Manuel Valls, Myriam El Khomri, Jean-Marie Le Guen
Manuel Valls, Myriam El Khomri, Jean-Marie Le Guen © MaxPPP / Benjamin Girette

La rumeur bruissait. Ce n'en est plus une. Le gouvernement, réuni en conseil des ministres extraordinaire ce mardi après-midi, autorise Manuel Valls à avoir recours à l'article 49-3 de la Constitution pour adopter la loi Travail sans vote des députés.

Les débats étaient prévus pour durer jusqu’à ce jeudi soir, avant un vote solennel le 17 mai. Le Premier Ministre Manuel Valls, inquiet de ne pas trouver de majorité suffisante pour faire passer le projet de loi El Khomri, a convoqué, à la demande de François Hollande, un conseil des ministres extraordinaire ce mardi en début d’après-midi. Le gouvernement a décidé d'autoriser l'exécutif à utiliser l’outil constitutionnel du 49-3. Quelques minutes plus tard, devant l'Assemblée Nationale, Manuel Valls a annoncé qu'il engageait la responsabilité gouvernementale dès ce mardi après-midi.

La valse des concertations et rendez-vous n'a rien donné

Le Premier Ministre avait largement consulté ces dernières heures. Dans la matinée, à Matignon, il avait procédé aux dernières tractations avec les socialistes, mais les discussions n’ont visiblement pas été convaincantes. Manuel Valls "n’a visiblement pas l’envie d’aller vers un compromis " s’est agacé le chef de file des députés socialistes frondeurs Christian Paul.

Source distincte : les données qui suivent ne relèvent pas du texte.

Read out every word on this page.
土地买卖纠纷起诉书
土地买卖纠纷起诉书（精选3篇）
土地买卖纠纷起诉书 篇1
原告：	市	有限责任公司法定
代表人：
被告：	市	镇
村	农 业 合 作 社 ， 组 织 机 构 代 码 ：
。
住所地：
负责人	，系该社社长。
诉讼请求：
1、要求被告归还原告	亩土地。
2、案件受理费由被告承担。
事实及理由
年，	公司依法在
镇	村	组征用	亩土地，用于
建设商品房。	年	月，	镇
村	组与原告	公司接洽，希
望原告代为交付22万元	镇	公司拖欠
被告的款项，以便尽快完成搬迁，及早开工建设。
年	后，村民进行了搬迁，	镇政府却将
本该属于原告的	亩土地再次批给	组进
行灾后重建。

A huis clos, selon l’Agence France Presse, 84 élus socialistes se seraient déclarés pour le texte, 14 contre et 11 s’abstiendraient. Mais beaucoup des 285 députés PS n’étaient pas présents.

L’article 2 du projet de loi au cœur du blocage

Cet article, qui n’avait pas été abordé dans l’hémicycle lundi, veut donner la primauté à l’accord d’entreprise en matière de temps de travail. Il concentre plus d’un tiers des près de 5.000 amendements. Ce lundi, le rapporteur du projet de loi Travail, le député socialiste Christophe Sirugue, avait proposé que les branches donnent un "avis a priori " sur un accord d’entreprise, mais sans elles-mêmes écrire cet accord. "Je crois aux accords d'entreprise mais j'entends les arguments sur les risques de dumping social et de concurrence déloyale. Je cherche à répondre à ces interrogations légitimes ", avait expliqué Christophe Sirugue. Ce mardi, il s’est agacé du "jeu de posture " et des "leçons de gauche " de certains députés de gauche. Les frondeurs ne veulent rien lâcher sur la hiérarchie des normes : le fait qu’un accord d'entreprise ne puisse être moins avantageux pour le salarié qu'un accord de branche.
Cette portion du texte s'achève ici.